なぜ顧問税理士を雇うのか?費用に相場はあるのか?

顧問税理士のメリットと顧問料の相場
「なぜ顧問税理士を雇うのか?」
「顧問料の基準や相場はどうやって決められているのか?」

これまで税理士とは縁がなかったが顧問契約を結ぼうと考えたときや、今の顧問税理士に不満を抱いたときには、疑問がいろいろ湧いてくるものです。

税理士に対しては、顧問契約を結ぶ価値があるのか、どんな仕事をしてくれるのか、顧問料はどれくらいかかるのか、費用に見合った効果があるのかなどが、経営者の方として気になるところでしょう。

顧問税理士は、会計や税務を通じて事業の成長をサポートする経営者のパートナーです。そして、会社と税理士が顧問契約を結ぶことにより受けられる顧問サービスは、保険に近い特性があるともいえます。

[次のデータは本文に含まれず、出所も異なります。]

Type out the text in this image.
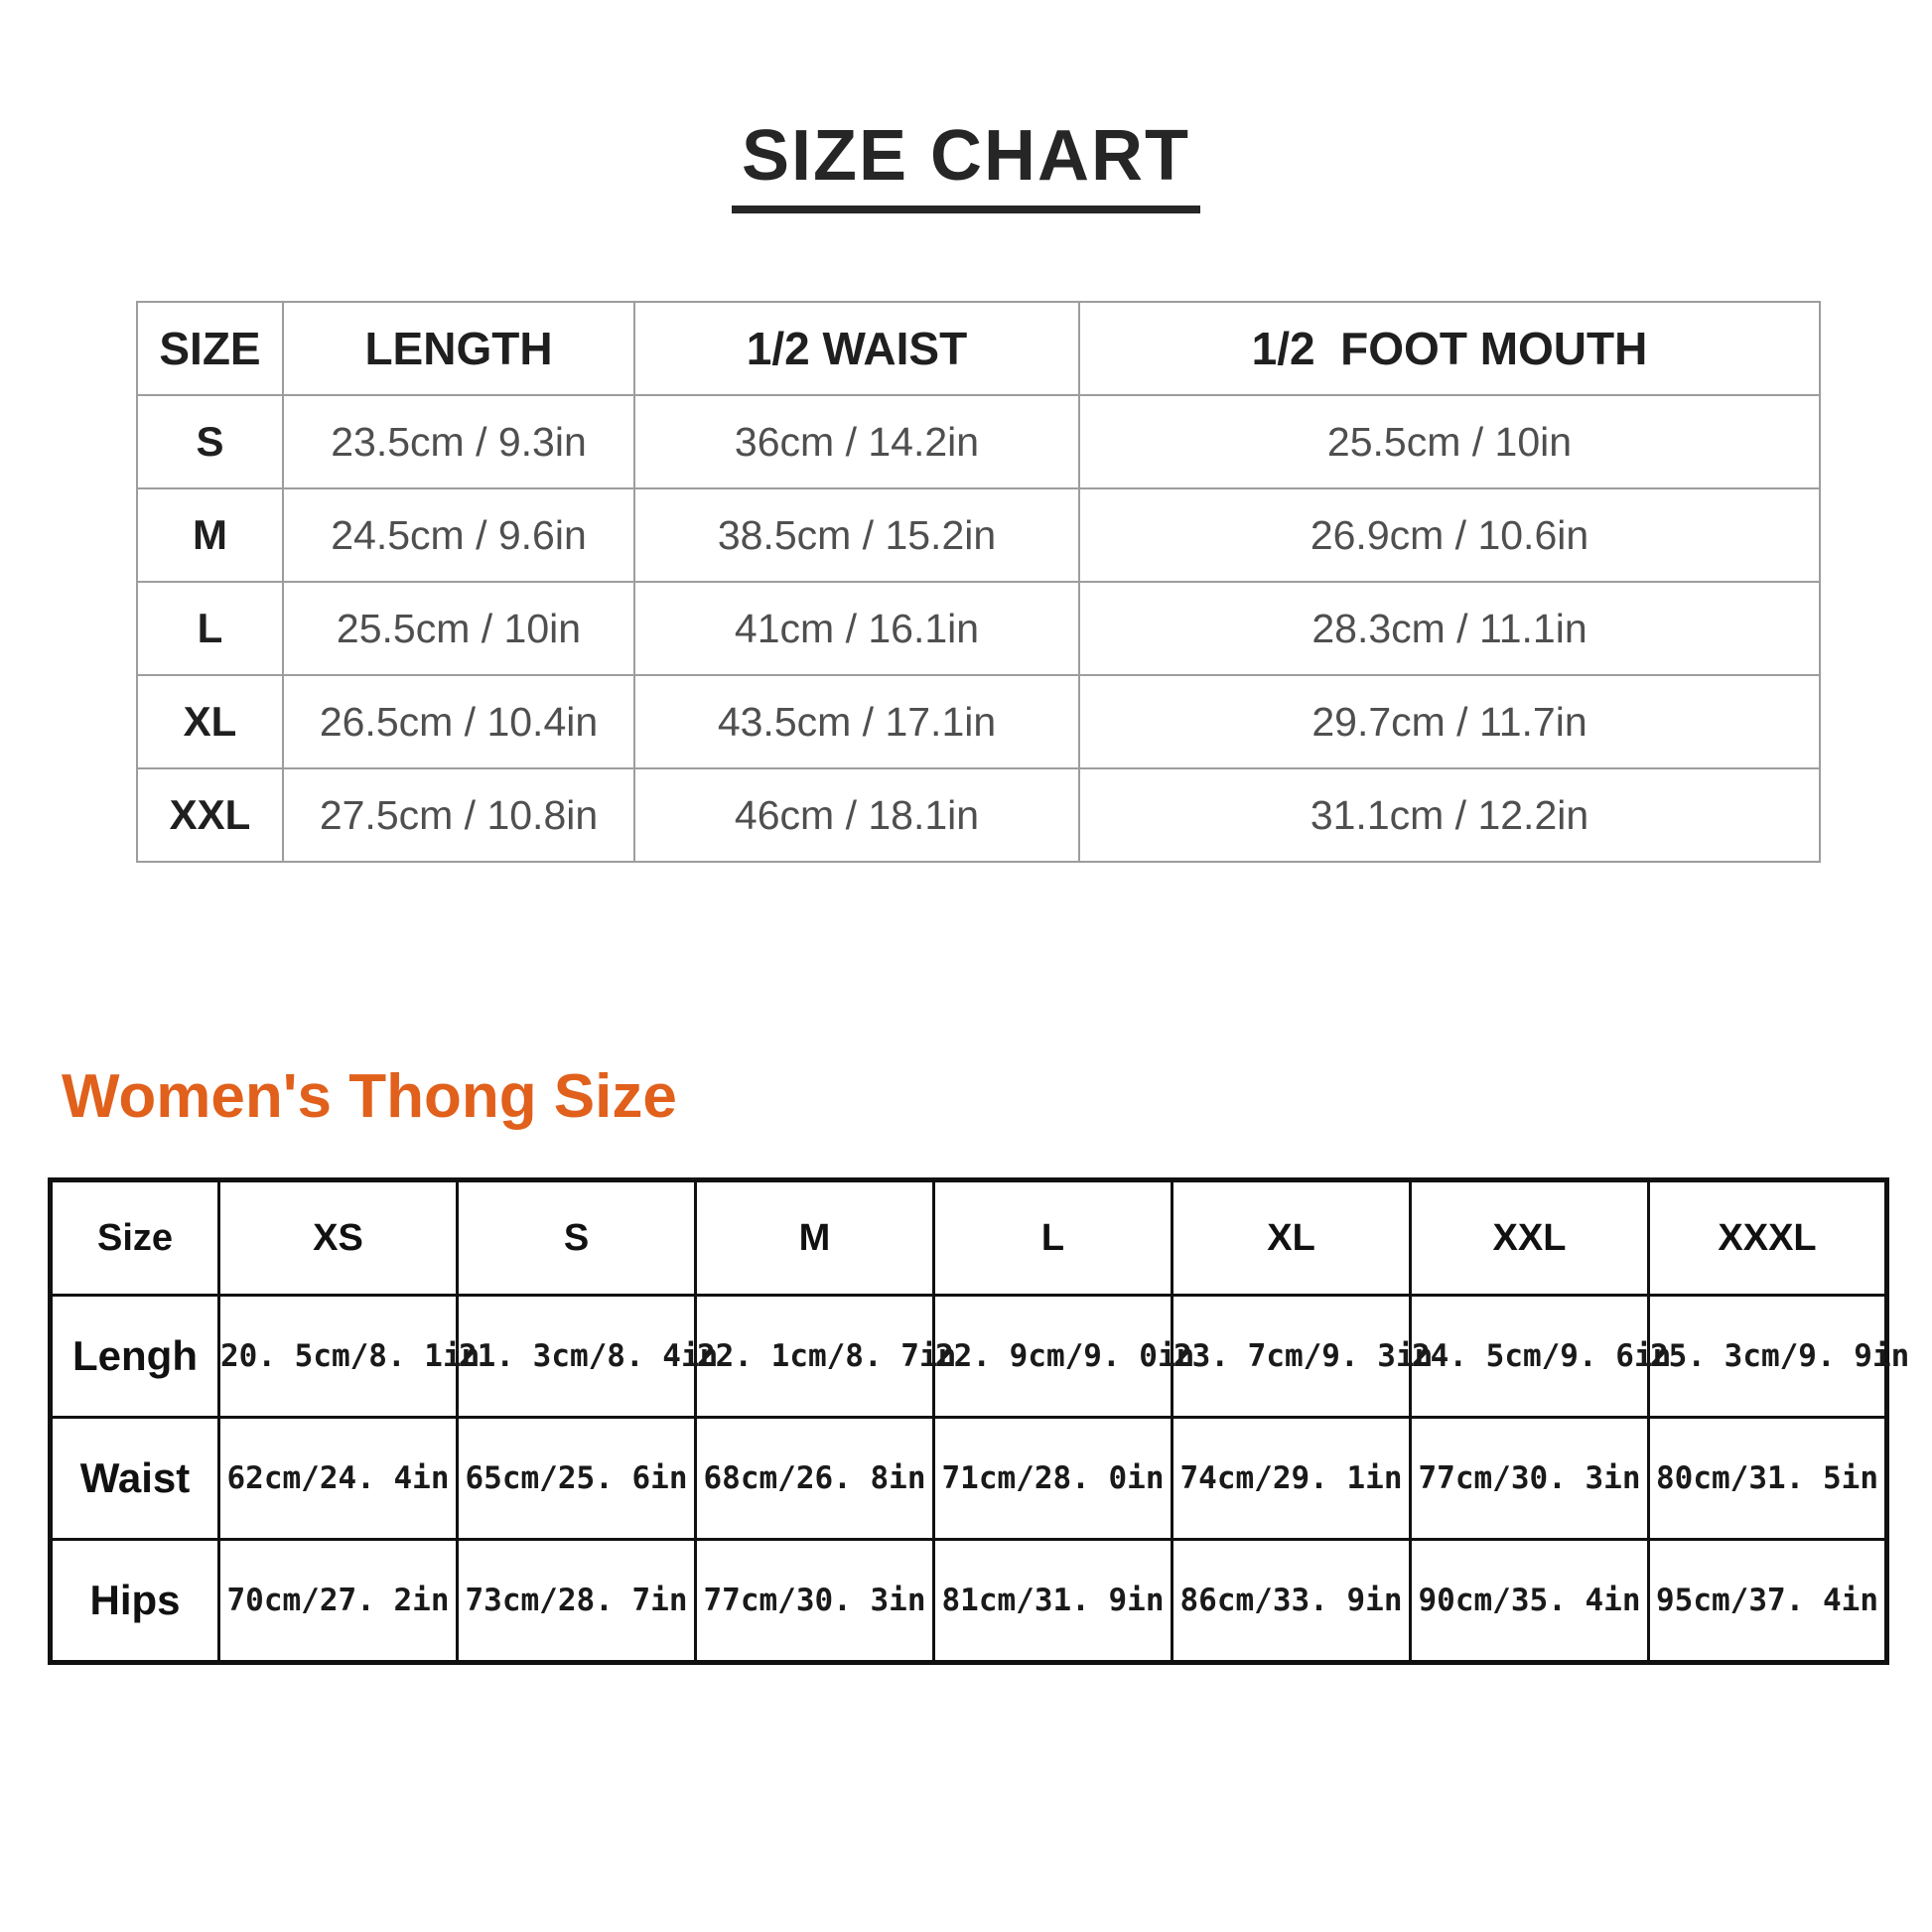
SIZE CHART
SIZE	LENGTH	1/2 WAIST	1/2  FOOT MOUTH
S	23.5cm / 9.3in	36cm / 14.2in	25.5cm / 10in
M	24.5cm / 9.6in	38.5cm / 15.2in	26.9cm / 10.6in
L	25.5cm / 10in	41cm / 16.1in	28.3cm / 11.1in
XL	26.5cm / 10.4in	43.5cm / 17.1in	29.7cm / 11.7in
XXL	27.5cm / 10.8in	46cm / 18.1in	31.1cm / 12.2in
Women's Thong Size
Size	XS	S	M	L	XL	XXL	XXXL
Lengh	20. 5cm/8. 1in	21. 3cm/8. 4in	22. 1cm/8. 7in	22. 9cm/9. 0in	23. 7cm/9. 3in	24. 5cm/9. 6in	25. 3cm/9. 9in
Waist	62cm/24. 4in	65cm/25. 6in	68cm/26. 8in	71cm/28. 0in	74cm/29. 1in	77cm/30. 3in	80cm/31. 5in
Hips	70cm/27. 2in	73cm/28. 7in	77cm/30. 3in	81cm/31. 9in	86cm/33. 9in	90cm/35. 4in	95cm/37. 4in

例えば、会社が倒産してしまうようなリスク(資金ショートや税務調査での否認)を回避することも可能です。また、節税対策を提案してもらうことで合法的に手元に残る資金を最大化できます。税理士とよい関係を築き上手く活用することができれば、顧問サービスは費用対効果を認められるものといえます。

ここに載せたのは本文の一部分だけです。